SALT LAKE CITY — A Utah ski area that is one of the last US ski resorts to prohibit snowboarding says a lawsuit challenging the ban demeans the Constitution and should be thrown out.
In a lawsuit filed in federal court in January, four snowboarders asserted discrimination on national forest lands that make up most of the Alta ski area in the mountains east of Salt Lake City. Their attorneys argued that the ban violates the 14th Amendment’s promise of equal treatment.
“It demeans the Constitution to suggest that the amendment that protected the interests of former slaves during Reconstruction and James Meredith and the Little Rock Nine must be expanded to protect the interests of those who engage in a particularized winter sport,” Alta ski area lawyers wrote in a rebuttal filed late last week.
The attorneys later added: “There is no authority holding that the zone of interest created by the Fourteenth Amendment protects those who stand sideways on snowboards.”
Alta also reminds the court that it is a privately owned business with the right to make decisions it determines are best for the corporation. Its permit with the Forest Service allows it to restrict any type of skiing device that creates an “unnecessary risk to other skiers.”
The snowboarders contend in the lawsuit that Alta dislikes them for their allegedly reckless activity on the slopes, inconsiderate attitude, baggy clothes, and their overuse of such words as “gnarly” and “radical” when describing difficult terrain.
Alta attorneys acknowledge in the brief that they promote the snowboarder-free experience to lure skiers. They say that skiers find the slopes at Alta more peaceful, safe, and enjoyable because they don’t have to worry about being hit by snowboarders whose sideways stance leaves them with a blind spot that can make their wide, sweeping turns a danger to others on the slopes.
Skiers, in contrast, don’t have blind spots because the face forward as they speed down the slopes.
The other two resorts that ban snowboarding are Deer Valley, another Utah resort, and Mad River Glen in Vermont. Taos in New Mexico relented in 2009 and allowed the practice.

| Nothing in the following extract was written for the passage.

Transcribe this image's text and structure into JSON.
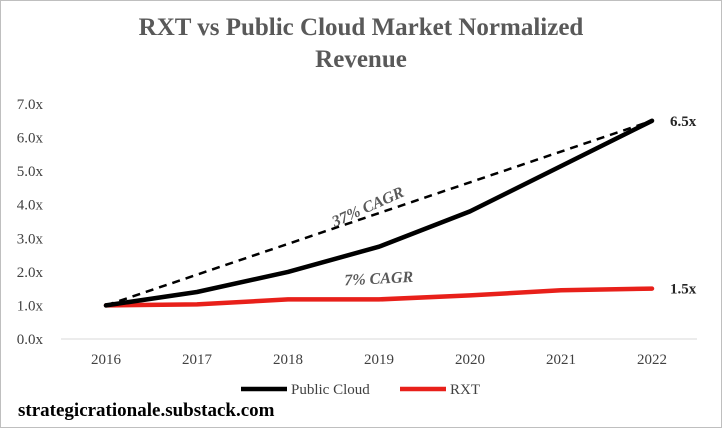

The lawsuit has reignited a long-festering culture clash on the slopes between skiers and snowboarders.
The plaintiffs in the lawsuit — Rick Alden, Drew Hicken, Bjorn Leines, and Richard Vargas — bought tickets to Alta in January knowing they would be turned away at the chairlifts and could then sue the resort. One of them later sneaked onto the lift using “split boards” — a snowboard that splits apart and resembles skis — but was intercepted and escorted down the mountain.
The lawsuit concedes that snowboarders were “perhaps rightfully” stereotyped as riffraff decades ago by more sophisticated and affluent skiers, but times have changed.